O’Hara sighed. “Let me call Dr. Hagen.”

Sylvine Hagen came down, armed with statistics and lab results and truly gruesome cube footage. John would not be convinced. O’Hara said they would have a family conference about it.

A novelist’s prerogative would be to go inside John’s mind, and demonstrate that he was well aware of all of the conflicting factors, including the rather complex one that O’Hara and Evy and Dan and Sandra would all be greatly relieved if he were safely installed up on 2105, and their guilt at that foreknowledge of relief was the main thing standing in his way. The novelist would have John screaming silently at them Anything is better than this!

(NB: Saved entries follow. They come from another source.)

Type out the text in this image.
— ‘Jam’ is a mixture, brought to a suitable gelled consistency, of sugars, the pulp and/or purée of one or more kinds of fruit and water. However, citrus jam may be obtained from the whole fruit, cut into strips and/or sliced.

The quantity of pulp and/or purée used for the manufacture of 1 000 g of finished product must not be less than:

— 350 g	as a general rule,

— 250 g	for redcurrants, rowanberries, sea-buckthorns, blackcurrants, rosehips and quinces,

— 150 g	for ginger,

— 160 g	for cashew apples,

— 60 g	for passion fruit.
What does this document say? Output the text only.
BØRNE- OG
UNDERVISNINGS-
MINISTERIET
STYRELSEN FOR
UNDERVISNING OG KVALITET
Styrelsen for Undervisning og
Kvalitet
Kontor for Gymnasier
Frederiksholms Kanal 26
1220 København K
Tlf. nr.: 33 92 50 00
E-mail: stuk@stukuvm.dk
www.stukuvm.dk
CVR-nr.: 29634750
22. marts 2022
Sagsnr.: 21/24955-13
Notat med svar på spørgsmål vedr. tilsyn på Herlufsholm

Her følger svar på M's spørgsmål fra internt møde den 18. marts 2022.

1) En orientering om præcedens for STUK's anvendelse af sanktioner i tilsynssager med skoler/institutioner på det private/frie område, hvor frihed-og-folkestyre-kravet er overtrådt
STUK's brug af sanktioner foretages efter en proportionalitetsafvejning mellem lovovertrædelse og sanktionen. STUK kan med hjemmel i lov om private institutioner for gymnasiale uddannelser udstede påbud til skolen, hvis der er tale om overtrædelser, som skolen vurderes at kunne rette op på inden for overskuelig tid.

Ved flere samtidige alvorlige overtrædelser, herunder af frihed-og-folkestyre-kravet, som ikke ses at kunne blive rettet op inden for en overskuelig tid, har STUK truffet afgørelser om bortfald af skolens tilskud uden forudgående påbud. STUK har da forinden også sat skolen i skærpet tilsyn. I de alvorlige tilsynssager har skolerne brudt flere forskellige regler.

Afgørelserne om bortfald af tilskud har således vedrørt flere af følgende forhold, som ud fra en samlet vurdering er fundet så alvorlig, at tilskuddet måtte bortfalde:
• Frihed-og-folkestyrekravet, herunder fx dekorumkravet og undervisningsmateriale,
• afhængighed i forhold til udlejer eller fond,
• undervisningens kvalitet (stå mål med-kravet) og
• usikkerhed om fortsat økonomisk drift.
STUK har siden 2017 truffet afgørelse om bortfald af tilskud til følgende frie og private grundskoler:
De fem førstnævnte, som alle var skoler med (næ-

I only have a tiny chance of ever functioning again, and your peasant rectitude is the only thing standing in my way! —but all I can really say is that John said the same word over and over, and kept pounding YES, no matter what they said to him.

The solution was undramatic: recourse to law. O’Hara discussed the situation with Thomana Urey, an expert in constitutional law, and she said there was no question. John was capable of making the decision for himself, and was presumably aware of the subtleties, even though he couldn’t discuss them. He didn’t have any more “right” to cryptobiosis than anyone else did, but in standard practice the only thing that prevented a person from exercising the option had been his or her usefulness to the maintenance of Newhome . John was not currently useful to anyone—including, apparently, himself. Let him go.